# Video summary and visual question answering

In [None]:
import ammico

### Read your data into AMMICO
The ammico package reads in one or several input video files given in a folder for processing. The user can select to read in all videos in a folder, to include subfolders via the `recursive` option, and can select the file extension that should be considered (i.e. "mp4"). For reading in the files, the ammico function `find_videos` is used, with supported extentions supported:

| input key | input type | possible input values |
| --------- | ---------- | --------------------- |
`path` | `str` | the directory containing the video files (defaults to the location set by environment variable `AMMICO_DATA_HOME`) |
| `pattern` | `str\|list` | the file extensions to consider (defaults to "mp4", "mov", "avi", "mkv", "webm") |
| `recursive` | `bool` | include subdirectories recursively (defaults to `True`) |
| `limit` | `int` | maximum number of files to read (defaults to `5`, for all videos set to `None` or `-1`) |
| `random_seed` | `str` | the random seed for shuffling the videos; applies when only a few videos are read and the selection should be preserved (defaults to `None`) |

The `find_videos` function returns a nested dictionary that contains the file ids and the paths to the files and is empty otherwise. 

In [None]:
video_dict = ammico.find_videos(
    path=str("/insert/your/path/here/"),  # path to the folder with videos
    limit=-1,  # -1 means no limit on the number of files, by default it is set to 20
    pattern="mp4",  # file extensions to look for
)

### Define all AI models

The cell below loads the model for VQA tasks. By default, it loads a large model on the GPU (if your device supports CUDA), otherwise it loads a relatively smaller model on the CPU. But you can specify other settings (e.g., a small model on the GPU) if you want.

In [None]:
model = ammico.MultimodalSummaryModel()

The cell below loads the model for audio to text extraction, for more precise VQA results. By default, it loads a small model on the GPU (if your device supports CUDA), also you can specify size of the audio model ("small", "base", "large"), or device ("cuda" or "cpu") if you want. Increasing the model size can improve the result of converting an audio track to text, but consumes more RAM or VRAM.

In [None]:
audio_model = ammico.model.AudioToTextModel(model_size="small", device="cuda")

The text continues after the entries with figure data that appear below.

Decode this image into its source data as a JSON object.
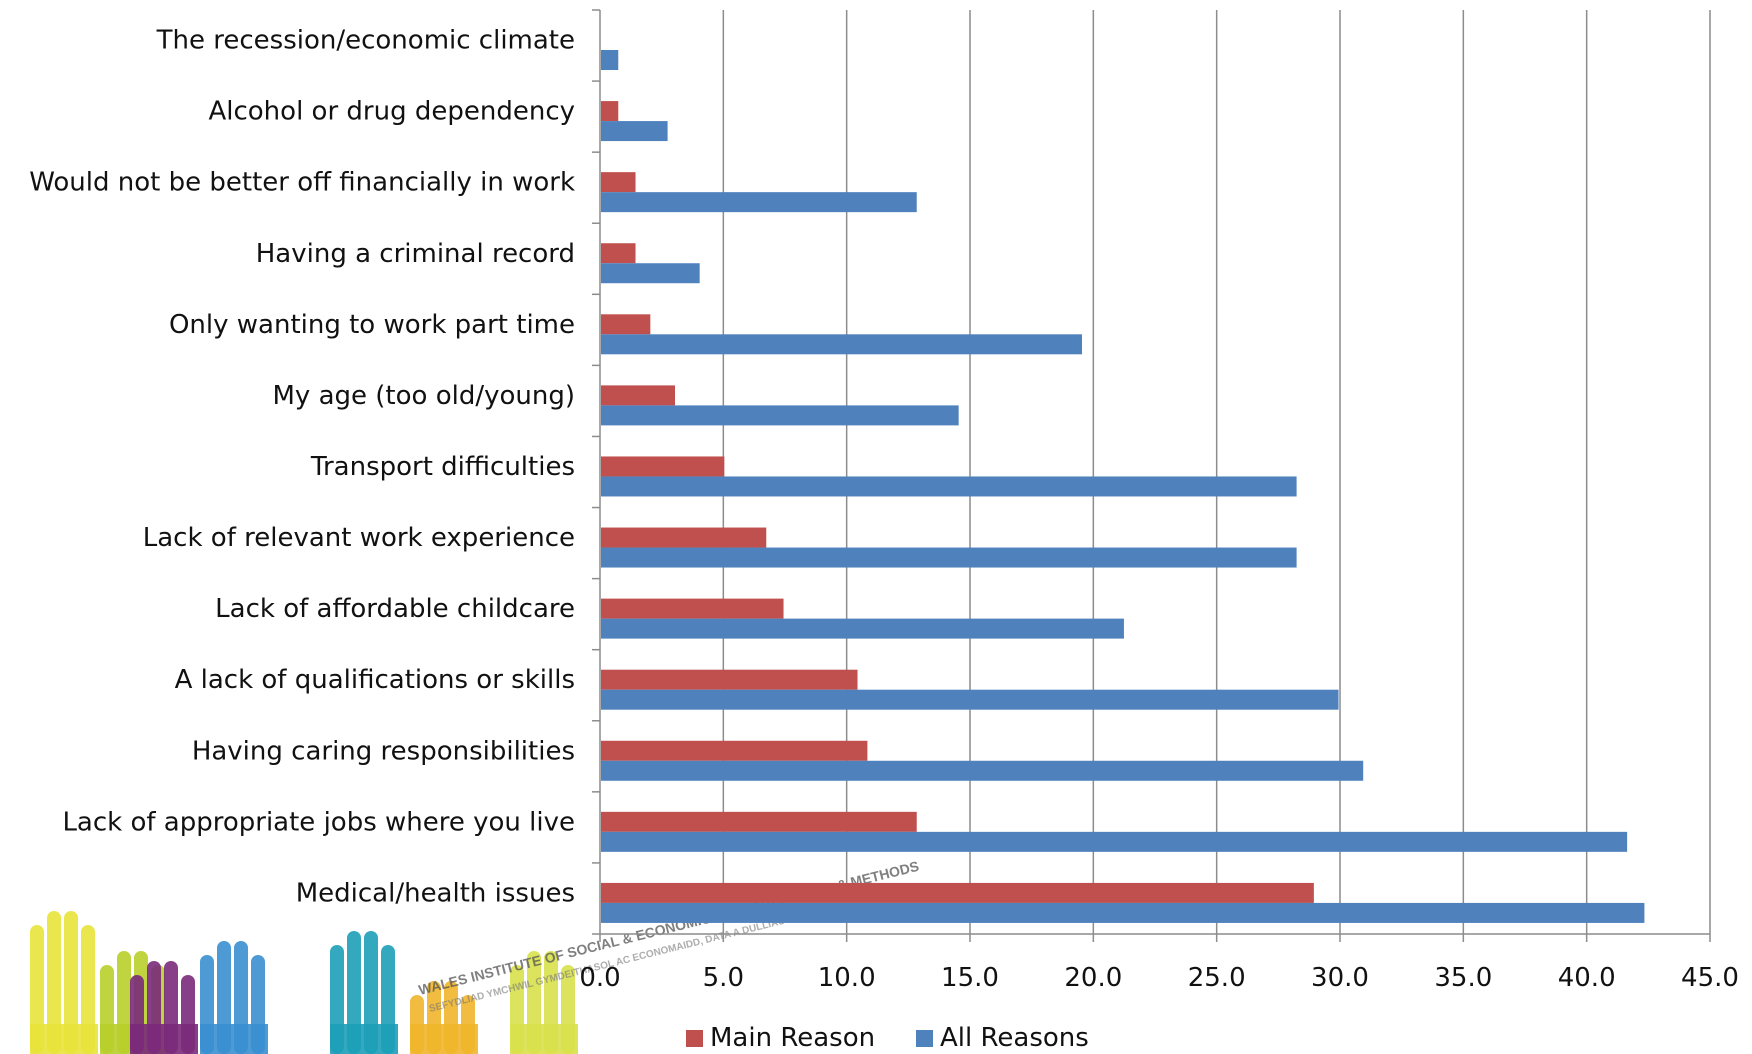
{
  "chart_data": {
    "type": "bar",
    "orientation": "horizontal",
    "categories": [
      "The recession/economic climate",
      "Alcohol or drug dependency",
      "Would not be better off  financially in work",
      "Having a criminal record",
      "Only wanting to work part time",
      "My age (too old/young)",
      "Transport difficulties",
      "Lack of relevant work experience",
      "Lack of affordable childcare",
      "A lack of qualifications or skills",
      "Having caring responsibilities",
      "Lack of appropriate jobs where you live",
      "Medical/health issues"
    ],
    "series": [
      {
        "name": "Main Reason",
        "color": "#c0504d",
        "values": [
          0.0,
          0.7,
          1.4,
          1.4,
          2.0,
          3.0,
          5.0,
          6.7,
          7.4,
          10.4,
          10.8,
          12.8,
          28.9
        ]
      },
      {
        "name": "All Reasons",
        "color": "#4f81bd",
        "values": [
          0.7,
          2.7,
          12.8,
          4.0,
          19.5,
          14.5,
          28.2,
          28.2,
          21.2,
          29.9,
          30.9,
          41.6,
          42.3
        ]
      }
    ],
    "ticks": [
      "0.0",
      "5.0",
      "10.0",
      "15.0",
      "20.0",
      "25.0",
      "30.0",
      "35.0",
      "40.0",
      "45.0"
    ],
    "xlim": [
      0,
      45
    ],
    "title": "",
    "xlabel": "",
    "ylabel": "",
    "grid": "vertical",
    "legend": "bottom"
  },
  "watermark": {
    "line1": "WALES INSTITUTE OF SOCIAL & ECONOMIC RESEARCH, DATA & METHODS",
    "line2": "SEFYDLIAD YMCHWIL GYMDEITHASOL AC ECONOMAIDD, DATA A DULLIAU CYMRU",
    "hand_colors": [
      "#e8e33a",
      "#b8cf2a",
      "#7a2a7a",
      "#3a8fd0",
      "#1d9fb8",
      "#f0b52a",
      "#d8e04a"
    ]
  }
}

The cell below creates an object that analyzes videos and generates a summary and/or answers questions using a specific vqa model and audio model (optional, since you may want to analyze only visual part of a video).

In [None]:
vid_summary_model = ammico.VideoSummaryDetector(
    summary_model=model, audio_model=audio_model, subdict=video_dict
)

### Video Summary

To start your work with videos, you should call the `analyse_videos_from_dict` method.

You can specify what kind of analysis you want to perform with `analysis_type`. `"summary"` will generate a summary for all videos in your dictionary, `"questions"` will prepare answers to your questions for all videos, and `"summary_and_questions"` will do both.



In [None]:
summary_dict = vid_summary_model.analyse_videos_from_dict(analysis_type="summary")

### Video VQA


In addition to analyzing videos in `ammico`, the same model can be used in VQA mode. To do this, you need to define the questions that will be applied to all videos from your dict.

In [None]:
questions = ["What did people in the frame say?"]

In [None]:
vqa_results = vid_summary_model.analyse_videos_from_dict(
    analysis_type="questions",
    list_of_questions=questions,
)